Fora da van

Fora da van
 
Não ia mais beber. Estava dentro de uma lotação, desejando que ela chegasse o mais rápido possível para que pudesse se reencontrar com a mãe. Estava um calor tremendo que, para ele, era bom, pois dava a sensação de que o álcool estava evaporando de dentro de si. Enquanto o trajeto não terminava, tentava se imaginar fora daquele cubículo, tentando esquecer o cheiro forte e azedo que teimava em não circular. Se tivesse uma arma, atiraria em todos, mas os primeiros seriam o motorista (pela lentidão) e a mulher preta que não parava de falar.

De segundos em segundos, prometia que nunca mais beberia. Que nunca mais colocaria uma gota de álcool na boca. No entanto, esta era uma promessa que nenhum homem da sua família conseguiu cumprir.
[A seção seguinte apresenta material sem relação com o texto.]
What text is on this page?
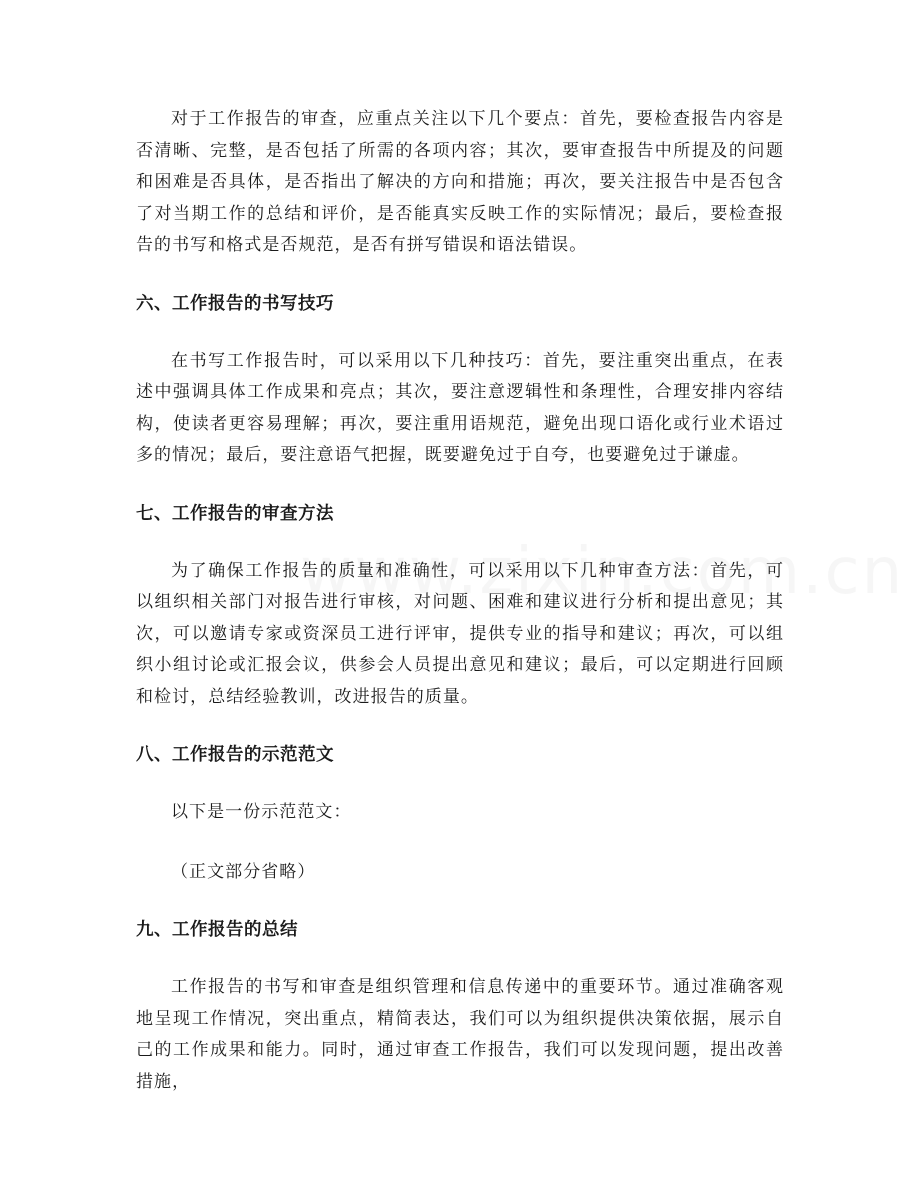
对于工作报告的审查，应重点关注以下几个要点：首先，要检查报告内容是否清晰、完整，是否包括了所需的各项内容；其次，要审查报告中所提及的问题和困难是否具体，是否指出了解决的方向和措施；再次，要关注报告中是否包含了对当期工作的总结和评价，是否能真实反映工作的实际情况；最后，要检查报告的书写和格式是否规范，是否有拼写错误和语法错误。

六、工作报告的书写技巧

在书写工作报告时，可以采用以下几种技巧：首先，要注重突出重点，在表述中强调具体工作成果和亮点；其次，要注意逻辑性和条理性，合理安排内容结构，使读者更容易理解；再次，要注重用语规范，避免出现口语化或行业术语过多的情况；最后，要注意语气把握，既要避免过于自夸，也要避免过于谦虚。

七、工作报告的审查方法

为了确保工作报告的质量和准确性，可以采用以下几种审查方法：首先，可以组织相关部门对报告进行审核，对问题、困难和建议进行分析和提出意见；其次，可以邀请专家或资深员工进行评审，提供专业的指导和建议；再次，可以组织小组讨论或汇报会议，供参会人员提出意见和建议；最后，可以定期进行回顾和检讨，总结经验教训，改进报告的质量。

八、工作报告的示范范文

以下是一份示范范文：

（正文部分省略）

九、工作报告的总结

工作报告的书写和审查是组织管理和信息传递中的重要环节。通过准确客观地呈现工作情况，突出重点，精简表达，我们可以为组织提供决策依据，展示自己的工作成果和能力。同时，通过审查工作报告，我们可以发现问题，提出改善措施，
Todos morreram de cirrose. Ele não sabia, mas estava trilhando o mesmo caminho. Já tomara duas advertências no trabalho, por isso, resolveu não beber nada pela manhã.

Quando pensava em que santo recorrer para fazer uma promessa, um companheiro de viagem (ou de martírio) o cutucou e perguntou:

– Eu te conheço?

Ele olhou bem nos olhos da figura, ao mesmo tempo em que pedia ao juízo que o libertasse do vício da bebida, e também segurava o álcool no estômago para que este não contribuísse para ampliar a podridão dentro da van.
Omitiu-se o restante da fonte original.